Treatment of Chronic Aplastic Anemia with Chinese Patent Medicine Pai-Neng-Da Capsule () for Replacing Androgen Partially: A Clinical Multi-Center Study
Chinese journal of integrative medicine. 2021
OBJECTIVE To evaluate the efficacy and safety of Pai-Neng-Da Capsule (, panaxadiol saponins component, PNDC) in combination with the cyclosporine and androgen for patients with chronic aplastic anemia (CAA). METHODS A total of 79 CAA patients was randomly divided into 2 groups by a random number table, including PCA group [43 cases, orally PNDC 320 mg/d plus cyclosporine 5 mg/(kg·d) plus andriol 80 mg/d] and CA group [36 cases, orally cyclosporine 5 mg/(kg·d) plus andriol 160 mg/d]. All patients were treated and followed-up for 6 treatment courses over 24 weeks. The complete blood counts, score of Chinese medical (CM) symptoms were assessed and urine routine, electrocardiogram, hepatic and renal function were observed for safety evaluation. Female masculinization rating scale was established according to the actual clinical manifestations to evaluate the accurate degree of masculinization in female CAA patients treated by andriol.

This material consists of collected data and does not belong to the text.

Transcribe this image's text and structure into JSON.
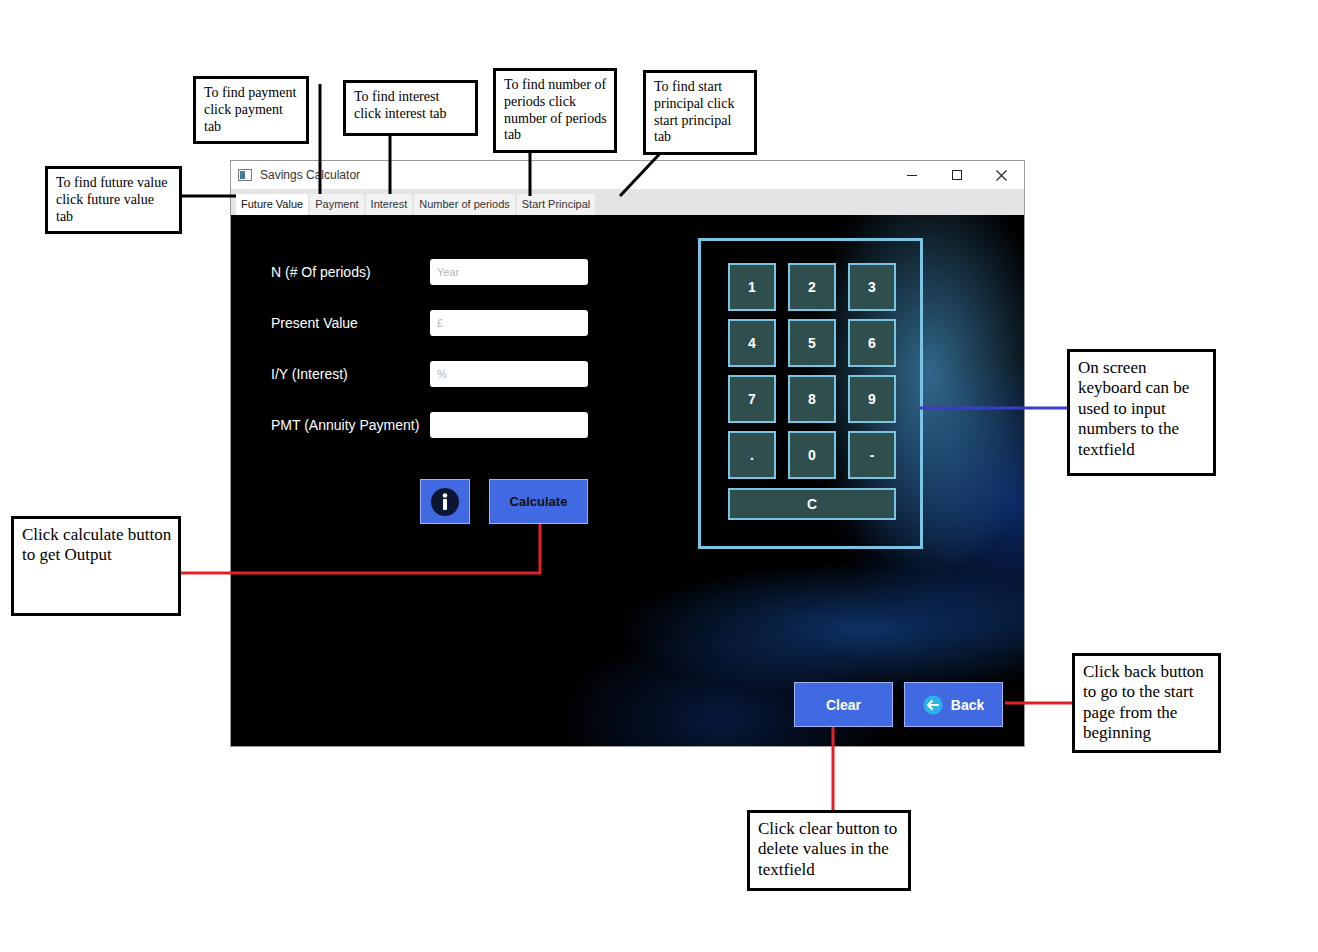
{
  "window": {
    "title": "Savings Calculator"
  },
  "tabs": [
    {
      "label": "Future Value",
      "selected": true
    },
    {
      "label": "Payment",
      "selected": false
    },
    {
      "label": "Interest",
      "selected": false
    },
    {
      "label": "Number of periods",
      "selected": false
    },
    {
      "label": "Start Principal",
      "selected": false
    }
  ],
  "form": {
    "fields": [
      {
        "label": "N (# Of periods)",
        "placeholder": "Year",
        "value": ""
      },
      {
        "label": "Present Value",
        "placeholder": "£",
        "value": ""
      },
      {
        "label": "I/Y (Interest)",
        "placeholder": "%",
        "value": ""
      },
      {
        "label": "PMT (Annuity Payment)",
        "placeholder": "",
        "value": ""
      }
    ],
    "calculate": "Calculate"
  },
  "keypad": {
    "keys": [
      "1",
      "2",
      "3",
      "4",
      "5",
      "6",
      "7",
      "8",
      "9",
      ".",
      "0",
      "-"
    ],
    "clear_key": "C"
  },
  "buttons": {
    "clear": "Clear",
    "back": "Back"
  },
  "annotations": [
    {
      "text": "To find future value click future value tab",
      "color": "#000000"
    },
    {
      "text": "To find payment click payment tab",
      "color": "#000000"
    },
    {
      "text": "To find interest click interest tab",
      "color": "#000000"
    },
    {
      "text": "To find number of periods click number of periods tab",
      "color": "#000000"
    },
    {
      "text": "To find start principal click start principal tab",
      "color": "#000000"
    },
    {
      "text": "On screen keyboard can be used to input numbers to the textfield",
      "color": "#3c3cc8"
    },
    {
      "text": "Click calculate button to get Output",
      "color": "#e0202a"
    },
    {
      "text": "Click back button to go to the start page from the beginning",
      "color": "#e0202a"
    },
    {
      "text": "Click clear button to delete values in the textfield",
      "color": "#e0202a"
    }
  ]
}
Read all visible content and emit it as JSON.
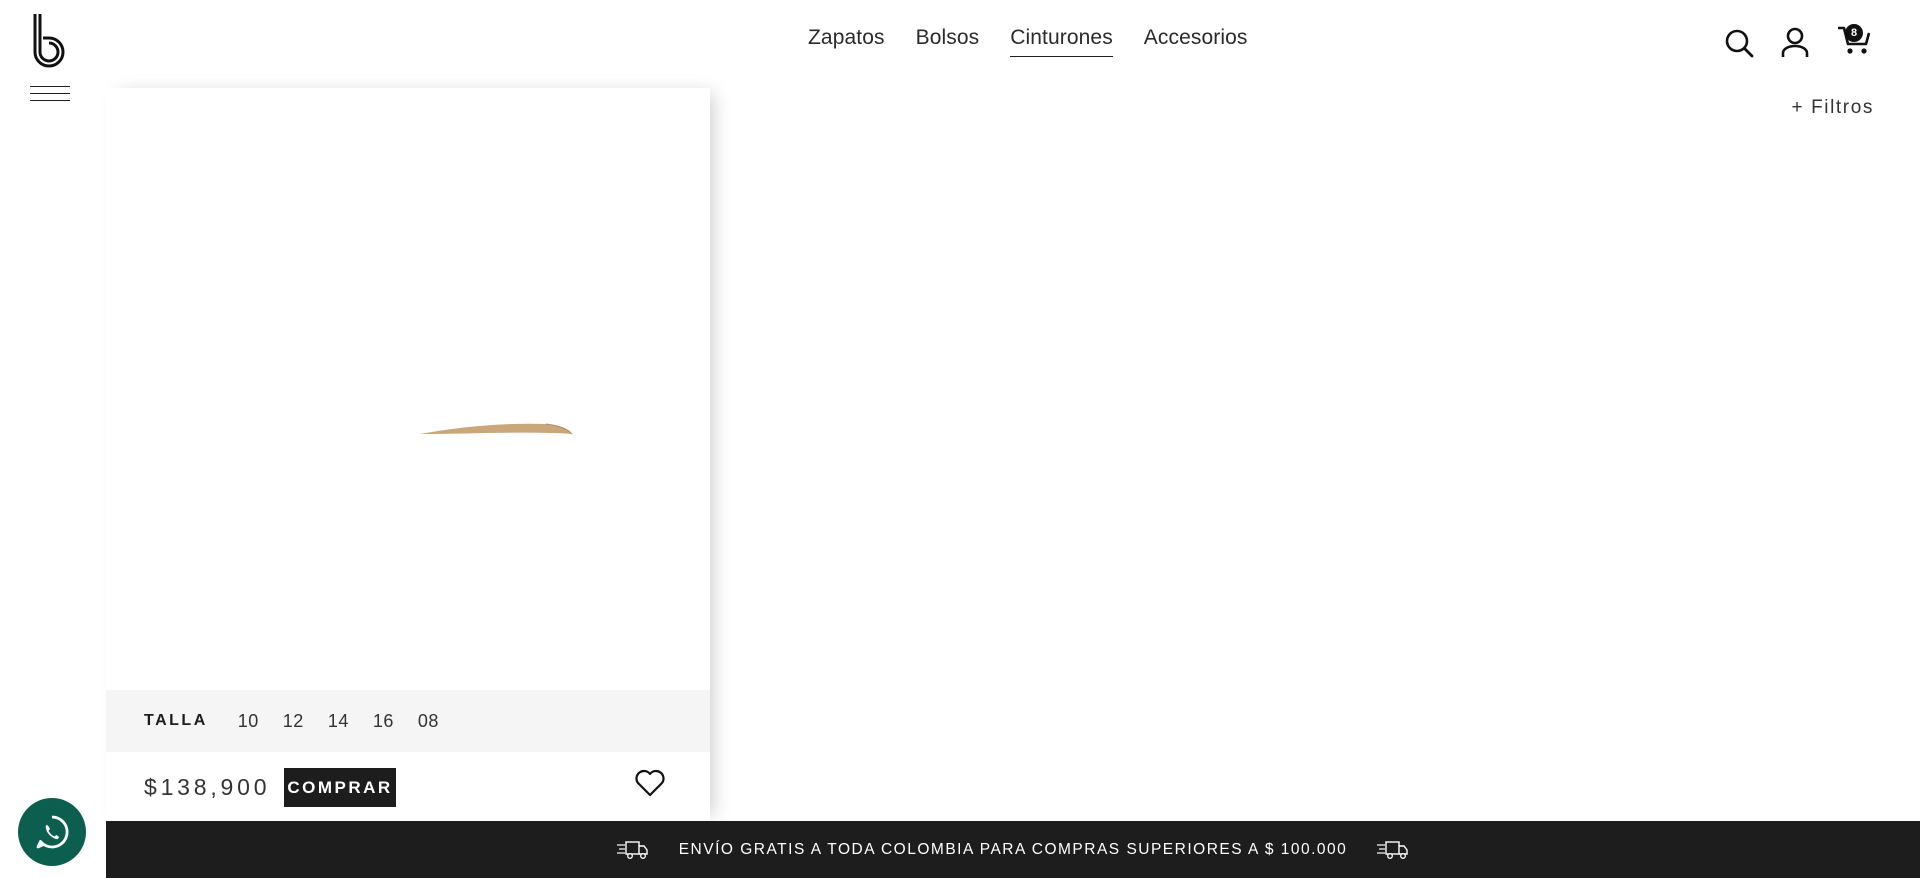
{
  "header": {
    "nav": [
      {
        "label": "Zapatos",
        "active": false
      },
      {
        "label": "Bolsos",
        "active": false
      },
      {
        "label": "Cinturones",
        "active": true
      },
      {
        "label": "Accesorios",
        "active": false
      }
    ],
    "cart_count": "8",
    "icons": [
      "logo-b",
      "hamburger-menu-icon",
      "search-icon",
      "user-icon",
      "cart-icon"
    ]
  },
  "filters_label": "+ Filtros",
  "product": {
    "size_label": "TALLA",
    "sizes": [
      "10",
      "12",
      "14",
      "16",
      "08"
    ],
    "price": "$138,900",
    "buy_label": "COMPRAR",
    "favorite_icon": "heart-icon"
  },
  "banner": {
    "text": "ENVÍO GRATIS A TODA COLOMBIA PARA COMPRAS SUPERIORES A $ 100.000",
    "icon": "truck-icon"
  },
  "colors": {
    "dark": "#1d1d1d",
    "whatsapp": "#0c5e4f",
    "size_bar_bg": "#f5f5f5",
    "product_tan": "#c9a77b"
  }
}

RESULTS The effective rates were 88.1% (37/42) in the PCA group and 77.8% (28/36) in the CA group based on the standard for the therapeutic efficacy evaluation of hematopathy. There was no significant difference in the white blood cell (WBC) counts, platelet counts and hemoglobin concentration of peripheral blood between two groups after 6 months treatment. The masculinization score of female patient in the PCA group was significantly lower than the CA group (P<0.05). The mild abdominal distention was observed in 1 cases in the PCA group. In CA group, the abnormalities in the hepatic function developed in 2 cases and the renal disfunction was found in 1 case. CONCLUSION The PNDC possesses certain curative effects in the treatment of CAA without obvious side-effects and can partially replace andriol thereby to reduce the degree of masculinization [Registried at Chinese Clinical Trial Registry (ChicTR1900028153)].